I would have really enjoyed a dual boomer scene where the one boomer would be jealous/depressed that the other one was pregnant. I'm starting to think that maybe the boomer model cylon is some kind of programed biological clone instead of a machine (half-cylon?) and that's how she got pregnant (if indeed she really is...)

-the mole

GiromiDe said...

Kosmo -- Ditto.

Dr. H. -- I honestly thought they would somehow eliminate Boomer-Who-Loves-Tyrol so that Boomer-Who-Loves-Helo could step in. Putting the two of them together wouldn't have the same impact of Tyrol loosing Boomer and then seeing her alive again, knocked up with Helo's baby.

Anon -- Adama's recovery is well-paced. He's clearly composing himself as well as he can, but he's very stiff. Good acting on EJO's part. And we have no idea whether Cylons are actually organic in origin. The show's creators have been silent on their true origin. The Colonials think they're just "toasters," but they could have been some freak cocktail of human genes and mechanical parts. Perhaps their evolutionary leap isn't so much of a leap.

thisismarcus said...

I think Adama's recovery is being handled well for a TV show. They've given him a life-changing incident early on and, like Picard post_Locutus, he has more depth now. Not that he was lacking any!

I lost your logic about the onscreen survivor count somewhere along the line. I think it should agree with Roslin's count. AFAIK it's not omniscient: Socinus' death on Kobol was counted because the fleet knew about it; Helo's survival on Caprica wasn't because they didn't.

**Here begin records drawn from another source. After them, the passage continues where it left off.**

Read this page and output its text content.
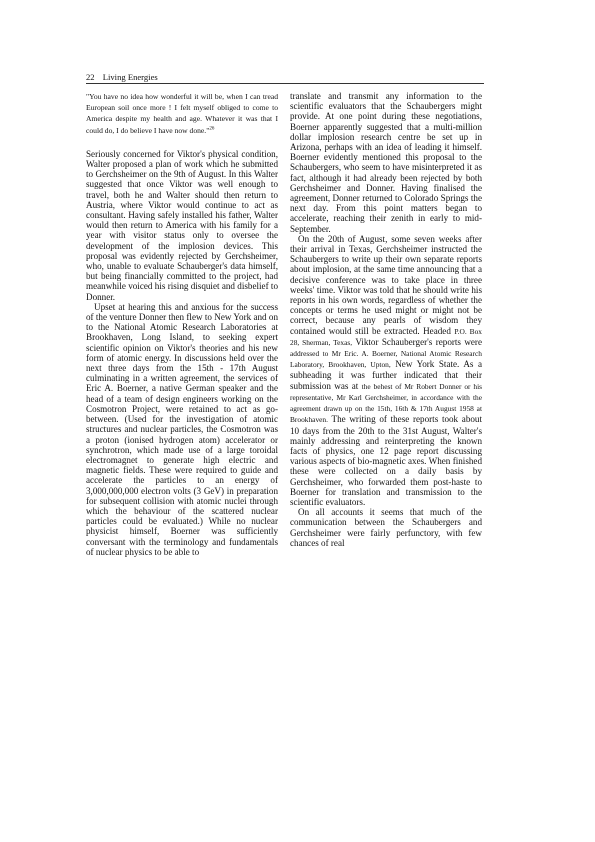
22 Living Energies

"You have no idea how wonderful it will be, when I can tread European soil once more ! I felt myself obliged to come to America despite my health and age. Whatever it was that I could do, I do believe I have now done."$^{26}$

Seriously concerned for Viktor's physical condition, Walter proposed a plan of work which he submitted to Gerchsheimer on the 9th of August. In this Walter suggested that once Viktor was well enough to travel, both he and Walter should then return to Austria, where Viktor would continue to act as consultant. Having safely installed his father, Walter would then return to America with his family for a year with visitor status only to oversee the development of the implosion devices. This proposal was evidently rejected by Gerchsheimer, who, unable to evaluate Schauberger's data himself, but being financially committed to the project, had meanwhile voiced his rising disquiet and disbelief to Donner.

Upset at hearing this and anxious for the success of the venture Donner then flew to New York and on to the National Atomic Research Laboratories at Brookhaven, Long Island, to seeking expert scientific opinion on Viktor's theories and his new form of atomic energy. In discussions held over the next three days from the 15th - 17th August culminating in a written agreement, the services of Eric A. Boerner, a native German speaker and the head of a team of design engineers working on the Cosmotron Project, were retained to act as go-between. (Used for the investigation of atomic structures and nuclear particles, the Cosmotron was a proton (ionised hydrogen atom) accelerator or synchrotron, which made use of a large toroidal electromagnet to generate high electric and magnetic fields. These were required to guide and accelerate the particles to an energy of 3,000,000,000 electron volts (3 GeV) in preparation for subsequent collision with atomic nuclei through which the behaviour of the scattered nuclear particles could be evaluated.) While no nuclear physicist himself, Boerner was sufficiently conversant with the terminology and fundamentals of nuclear physics to be able to

translate and transmit any information to the scientific evaluators that the Schaubergers might provide. At one point during these negotiations, Boerner apparently suggested that a multi-million dollar implosion research centre be set up in Arizona, perhaps with an idea of leading it himself. Boerner evidently mentioned this proposal to the Schaubergers, who seem to have misinterpreted it as fact, although it had already been rejected by both Gerchsheimer and Donner. Having finalised the agreement, Donner returned to Colorado Springs the next day. From this point matters began to accelerate, reaching their zenith in early to mid-September.

On the 20th of August, some seven weeks after their arrival in Texas, Gerchsheimer instructed the Schaubergers to write up their own separate reports about implosion, at the same time announcing that a decisive conference was to take place in three weeks' time. Viktor was told that he should write his reports in his own words, regardless of whether the concepts or terms he used might or might not be correct, because any pearls of wisdom they contained would still be extracted. Headed P.O. Box 28, Sherman, Texas, Viktor Schauberger's reports were addressed to Mr Eric. A. Boerner, National Atomic Research Laboratory, Brookhaven, Upton, New York State. As a subheading it was further indicated that their submission was at the behest of Mr Robert Donner or his representative, Mr Karl Gerchsheimer, in accordance with the agreement drawn up on the 15th, 16th & 17th August 1958 at Brookhaven. The writing of these reports took about 10 days from the 20th to the 31st August, Walter's mainly addressing and reinterpreting the known facts of physics, one 12 page report discussing various aspects of bio-magnetic axes. When finished these were collected on a daily basis by Gerchsheimer, who forwarded them post-haste to Boerner for translation and transmission to the scientific evaluators.

On all accounts it seems that much of the communication between the Schaubergers and Gerchsheimer were fairly perfunctory, with few chances of real
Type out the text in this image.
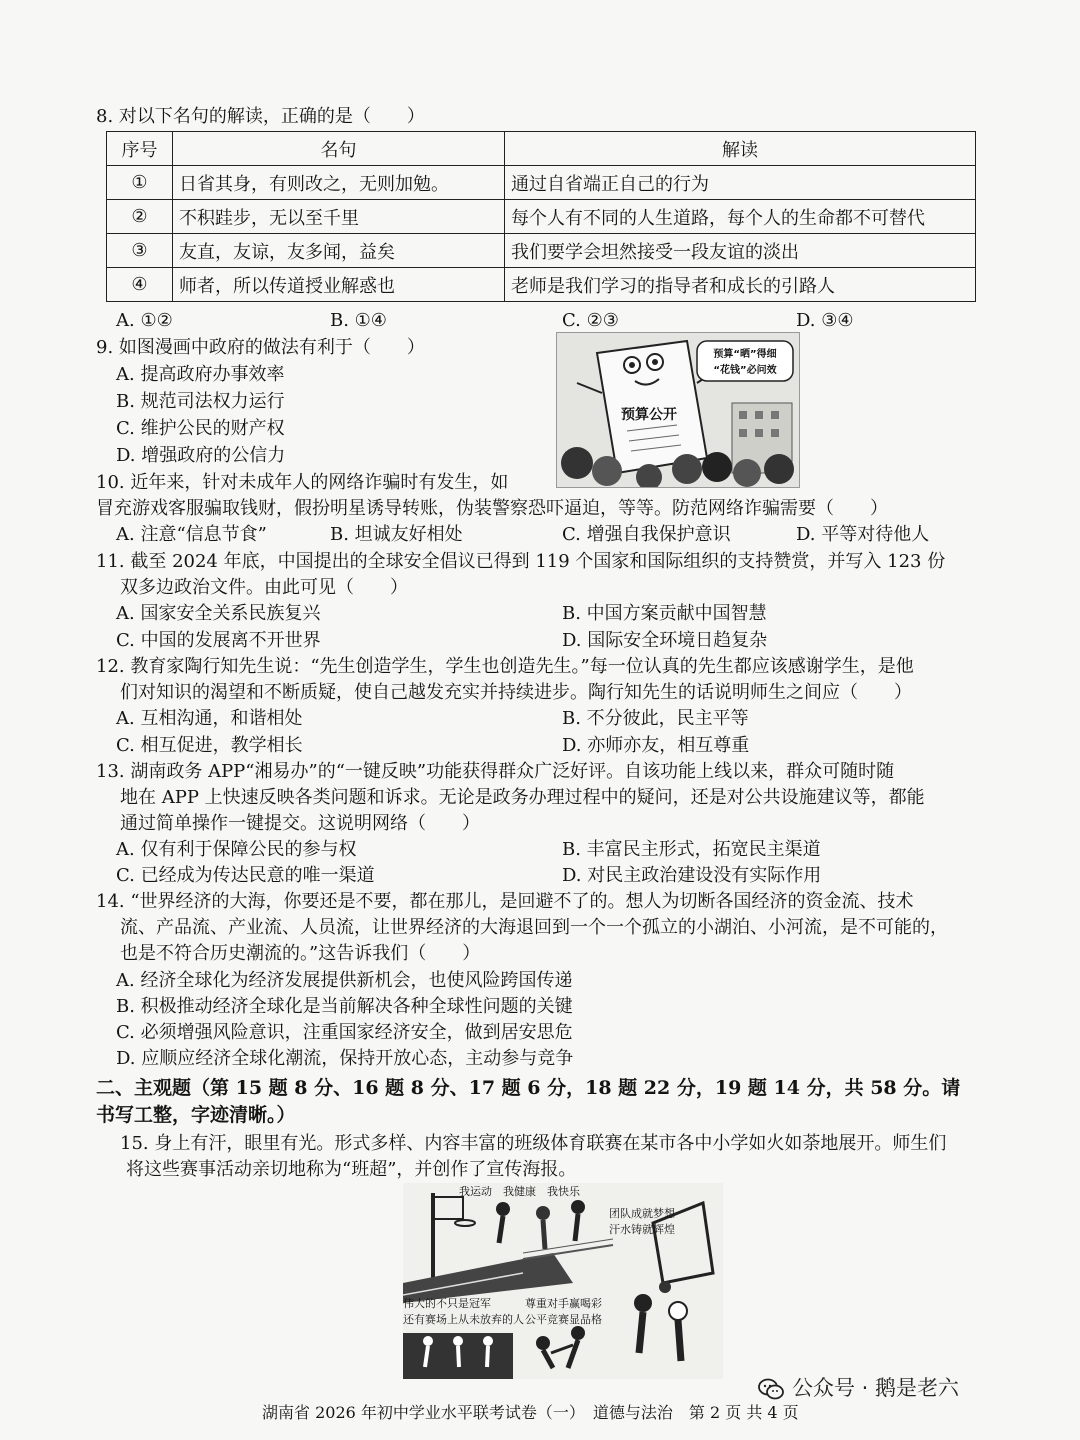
8. 对以下名句的解读，正确的是（　　）
序号	名句	解读
①	日省其身，有则改之，无则加勉。	通过自省端正自己的行为
②	不积跬步，无以至千里	每个人有不同的人生道路，每个人的生命都不可替代
③	友直，友谅，友多闻，益矣	我们要学会坦然接受一段友谊的淡出
④	师者，所以传道授业解惑也	老师是我们学习的指导者和成长的引路人
A. ①②	B. ①④	C. ②③	D. ③④
9. 如图漫画中政府的做法有利于（　　）
A. 提高政府办事效率
B. 规范司法权力运行
C. 维护公民的财产权
D. 增强政府的公信力
预算“晒”得细
“花钱”必问效
预算公开
10. 近年来，针对未成年人的网络诈骗时有发生，如
冒充游戏客服骗取钱财，假扮明星诱导转账，伪装警察恐吓逼迫，等等。防范网络诈骗需要（　　）
A. 注意“信息节食”	B. 坦诚友好相处	C. 增强自我保护意识	D. 平等对待他人
11. 截至 2024 年底，中国提出的全球安全倡议已得到 119 个国家和国际组织的支持赞赏，并写入 123 份
双多边政治文件。由此可见（　　）
A. 国家安全关系民族复兴	B. 中国方案贡献中国智慧
C. 中国的发展离不开世界	D. 国际安全环境日趋复杂
12. 教育家陶行知先生说：“先生创造学生，学生也创造先生。”每一位认真的先生都应该感谢学生，是他
们对知识的渴望和不断质疑，使自己越发充实并持续进步。陶行知先生的话说明师生之间应（　　）
A. 互相沟通，和谐相处	B. 不分彼此，民主平等
C. 相互促进，教学相长	D. 亦师亦友，相互尊重
13. 湖南政务 APP“湘易办”的“一键反映”功能获得群众广泛好评。自该功能上线以来，群众可随时随
地在 APP 上快速反映各类问题和诉求。无论是政务办理过程中的疑问，还是对公共设施建议等，都能
通过简单操作一键提交。这说明网络（　　）
A. 仅有利于保障公民的参与权	B. 丰富民主形式，拓宽民主渠道
C. 已经成为传达民意的唯一渠道	D. 对民主政治建设没有实际作用
14. “世界经济的大海，你要还是不要，都在那儿，是回避不了的。想人为切断各国经济的资金流、技术
流、产品流、产业流、人员流，让世界经济的大海退回到一个一个孤立的小湖泊、小河流，是不可能的，
也是不符合历史潮流的。”这告诉我们（　　）
A. 经济全球化为经济发展提供新机会，也使风险跨国传递
B. 积极推动经济全球化是当前解决各种全球性问题的关键
C. 必须增强风险意识，注重国家经济安全，做到居安思危
D. 应顺应经济全球化潮流，保持开放心态，主动参与竞争
二、主观题（第 15 题 8 分、16 题 8 分、17 题 6 分，18 题 22 分，19 题 14 分，共 58 分。请
书写工整，字迹清晰。）
15. 身上有汗，眼里有光。形式多样、内容丰富的班级体育联赛在某市各中小学如火如荼地展开。师生们
将这些赛事活动亲切地称为“班超”，并创作了宣传海报。
我运动　我健康　我快乐
团队成就梦想
汗水铸就辉煌
伟大的不只是冠军
还有赛场上从未放弃的人
尊重对手赢喝彩
公平竞赛显品格
公众号 · 鹅是老六
湖南省 2026 年初中学业水平联考试卷（一）　道德与法治　第 2 页 共 4 页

The evidence for Baltar being a cylon mounts... notice how he and 6 appear in the opening credits right after the naked Sharons, while the words "There are many copies" are still onscreen...

GiromiDe said...

Re: Baltar is a Cylon. In some ways it makes sense, and in other ways, it doesn't. The writers are being as vague as possible, but I doubt they intend for him to be a Cylon. Six wouldn't have been pounding that point about "being human means you can murder" a few episodes back.